(Bloomberg) — An election campaign in Canada could offer Democrats a primer on how to sell a new retirement plan in the U.S. — and whether it’s even worth trying.
Voters in Ontario, Canada’s largest province, will decide next month whether to give the current Liberal government another term in office. One of the central issues in the campaign is a Liberal Party proposal for a new mandatory province-wide pension plan for anyone not already covered by a workplace plan, to be paid for jointly by employers and workers. (There would be some exemptions, including the self-employed.)
The Liberal proposal reflects the same economic pressures at play in the U.S. — the share of people covered by employer plans is falling, private saving isn’t making up the difference, and the rising share of elderly residents (including those in poverty) makes the problem increasingly acute. As Bloomberg News’s Cecile Gutscher reported this month, more than 35 percent of Ontario households won’t have enough savings to maintain their standard of living in retirement, according to one estimate.
In the U.S., those trends have led to a range of proposals, such as President Barack Obama’s MyRA accounts for low-income workers and Democratic Senator Tom Harkin’s idea for auto-enrolling anybody not already in a retirement plan into one overseen by the government. None would restore the long-standing social contract between worker and employer, in which providing for an employee’s retirementis viewed as a shared responsibility.

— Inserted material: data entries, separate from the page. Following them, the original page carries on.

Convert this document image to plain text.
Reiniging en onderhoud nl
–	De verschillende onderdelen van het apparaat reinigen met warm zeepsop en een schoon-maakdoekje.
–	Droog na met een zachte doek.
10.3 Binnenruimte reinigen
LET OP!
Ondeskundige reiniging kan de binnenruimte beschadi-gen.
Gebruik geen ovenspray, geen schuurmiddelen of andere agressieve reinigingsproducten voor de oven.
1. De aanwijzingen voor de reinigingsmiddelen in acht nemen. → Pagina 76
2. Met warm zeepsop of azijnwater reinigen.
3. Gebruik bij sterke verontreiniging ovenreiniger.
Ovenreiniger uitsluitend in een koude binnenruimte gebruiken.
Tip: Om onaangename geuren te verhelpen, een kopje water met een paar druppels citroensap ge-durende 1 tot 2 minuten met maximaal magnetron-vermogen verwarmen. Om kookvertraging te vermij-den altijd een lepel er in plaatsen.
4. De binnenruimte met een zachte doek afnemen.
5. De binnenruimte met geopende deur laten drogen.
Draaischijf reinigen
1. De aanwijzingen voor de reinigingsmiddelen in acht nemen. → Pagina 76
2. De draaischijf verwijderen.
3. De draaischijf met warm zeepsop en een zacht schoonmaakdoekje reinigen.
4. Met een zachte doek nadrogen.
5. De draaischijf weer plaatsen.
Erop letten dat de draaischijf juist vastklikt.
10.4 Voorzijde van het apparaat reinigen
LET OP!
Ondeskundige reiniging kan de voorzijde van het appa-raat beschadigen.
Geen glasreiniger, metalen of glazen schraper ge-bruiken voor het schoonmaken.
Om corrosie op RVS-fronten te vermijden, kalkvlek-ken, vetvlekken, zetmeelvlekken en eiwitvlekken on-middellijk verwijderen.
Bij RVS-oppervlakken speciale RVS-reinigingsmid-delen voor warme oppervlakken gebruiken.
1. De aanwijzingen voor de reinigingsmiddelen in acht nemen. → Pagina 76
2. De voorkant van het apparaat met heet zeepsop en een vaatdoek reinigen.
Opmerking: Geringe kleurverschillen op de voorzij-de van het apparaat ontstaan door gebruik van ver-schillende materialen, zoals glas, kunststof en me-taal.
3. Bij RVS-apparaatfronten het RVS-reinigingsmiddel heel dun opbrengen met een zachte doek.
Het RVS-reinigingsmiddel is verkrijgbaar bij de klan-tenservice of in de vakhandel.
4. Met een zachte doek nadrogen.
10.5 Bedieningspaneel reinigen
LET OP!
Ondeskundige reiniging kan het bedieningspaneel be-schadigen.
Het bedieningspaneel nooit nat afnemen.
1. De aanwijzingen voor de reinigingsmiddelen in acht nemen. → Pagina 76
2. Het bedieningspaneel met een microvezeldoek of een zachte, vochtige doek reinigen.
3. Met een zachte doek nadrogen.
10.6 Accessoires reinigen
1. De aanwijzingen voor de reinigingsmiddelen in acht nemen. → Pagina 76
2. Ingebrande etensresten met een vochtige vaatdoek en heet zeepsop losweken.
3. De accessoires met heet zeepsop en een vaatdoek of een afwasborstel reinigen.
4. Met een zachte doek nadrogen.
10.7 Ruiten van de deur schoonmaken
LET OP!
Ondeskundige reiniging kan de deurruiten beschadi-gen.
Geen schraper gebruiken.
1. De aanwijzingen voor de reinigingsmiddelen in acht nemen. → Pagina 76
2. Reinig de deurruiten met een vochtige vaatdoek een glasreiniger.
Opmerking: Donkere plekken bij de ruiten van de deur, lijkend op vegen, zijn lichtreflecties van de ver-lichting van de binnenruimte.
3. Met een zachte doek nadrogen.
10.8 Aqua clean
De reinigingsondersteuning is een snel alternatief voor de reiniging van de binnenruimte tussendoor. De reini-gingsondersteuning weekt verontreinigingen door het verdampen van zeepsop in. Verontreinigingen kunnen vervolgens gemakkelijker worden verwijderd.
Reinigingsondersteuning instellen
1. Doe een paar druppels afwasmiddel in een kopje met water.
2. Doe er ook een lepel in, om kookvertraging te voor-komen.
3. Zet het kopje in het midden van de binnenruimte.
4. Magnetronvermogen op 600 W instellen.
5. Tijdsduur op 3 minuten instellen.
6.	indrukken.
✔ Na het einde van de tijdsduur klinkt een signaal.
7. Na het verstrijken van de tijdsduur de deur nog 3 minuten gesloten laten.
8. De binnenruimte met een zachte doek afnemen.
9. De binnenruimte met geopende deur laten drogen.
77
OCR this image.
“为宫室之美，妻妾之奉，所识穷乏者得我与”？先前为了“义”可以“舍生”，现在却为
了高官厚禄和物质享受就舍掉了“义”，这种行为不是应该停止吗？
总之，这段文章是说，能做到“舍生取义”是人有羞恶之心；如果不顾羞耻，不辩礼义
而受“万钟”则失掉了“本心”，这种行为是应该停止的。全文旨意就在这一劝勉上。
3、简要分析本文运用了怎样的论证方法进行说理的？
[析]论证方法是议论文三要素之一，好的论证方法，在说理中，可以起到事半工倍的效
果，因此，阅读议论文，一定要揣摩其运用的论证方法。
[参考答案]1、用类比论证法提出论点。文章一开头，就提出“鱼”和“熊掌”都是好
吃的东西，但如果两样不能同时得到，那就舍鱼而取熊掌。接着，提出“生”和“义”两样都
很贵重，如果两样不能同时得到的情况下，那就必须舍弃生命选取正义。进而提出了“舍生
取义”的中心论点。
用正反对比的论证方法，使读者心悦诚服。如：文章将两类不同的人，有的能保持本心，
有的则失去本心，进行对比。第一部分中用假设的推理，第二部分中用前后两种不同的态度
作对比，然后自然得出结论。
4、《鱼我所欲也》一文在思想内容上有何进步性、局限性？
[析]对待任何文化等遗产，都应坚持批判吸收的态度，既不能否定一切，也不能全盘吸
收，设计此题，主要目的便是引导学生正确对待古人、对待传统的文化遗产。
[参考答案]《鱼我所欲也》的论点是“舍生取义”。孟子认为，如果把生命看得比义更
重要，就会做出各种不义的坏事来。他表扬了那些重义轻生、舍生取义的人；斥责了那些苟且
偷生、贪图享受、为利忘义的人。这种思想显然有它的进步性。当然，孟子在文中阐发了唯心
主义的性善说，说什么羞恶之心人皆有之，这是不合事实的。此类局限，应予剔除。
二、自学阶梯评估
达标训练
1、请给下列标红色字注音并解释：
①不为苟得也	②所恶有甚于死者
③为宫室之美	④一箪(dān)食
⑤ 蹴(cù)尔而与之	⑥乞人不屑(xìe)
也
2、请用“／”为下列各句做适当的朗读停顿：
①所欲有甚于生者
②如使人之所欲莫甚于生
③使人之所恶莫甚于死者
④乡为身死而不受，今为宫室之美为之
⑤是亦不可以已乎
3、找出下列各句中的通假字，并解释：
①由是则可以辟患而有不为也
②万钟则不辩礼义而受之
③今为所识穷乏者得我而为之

The Ontario proposal is worth watching because it confronts that issue, giving employers a mandate to contribute to their workers’ pensions above and beyond what’s already required through the Canadian equivalent of Social Security. The Ontario plan would require workers to contribute 1.9 percent of annual income below C$90,000 ($82,631) and force employers to put up the same.
Conservative opponents call the idea a payroll tax and say it will cost jobs. The Progressive Conservative Party charges that the reason Ontarians aren’t saving enough for retirement is that high taxes are hurting businesses and cutting into hiring, so the answer is less taxes, not more. Those are the same arguments that will play out in the U.S. if Democrats ever propose an increase in Social Security — an idea that so far has been a subject for think tanks, not politicians.
There’s no point yet in guessing whether the pension plan will ultimately prove a boon to the Liberals’ campaign. The party remains burdened by a scandal last year involving the predecessor to the current premier, and after winning the past three elections it may be hard to sell voters on a fourth term. (Disclosure: I worked for a minister in the Liberal government in 2005 and 2006, and I still count some of the staff members there as friends.)
But whoever wins the campaign, the debate around the pension plan is a test case for the kind ofretirement fix that may be necessary in the U.S. If voters in single-payer-health-care, redistribution-isn’t-a-dirty-word Canada prove averse to the idea, Democrats would have reason to think twice before pitching it in this country. (Canadian voters’ rejection of a carbon tax in 2008 provides a similar cautionary tale for Americans.)
On the other hand, if the plan sells well despite the attacks, it might offer a blueprint for a similar proposal here — whoever wins the election.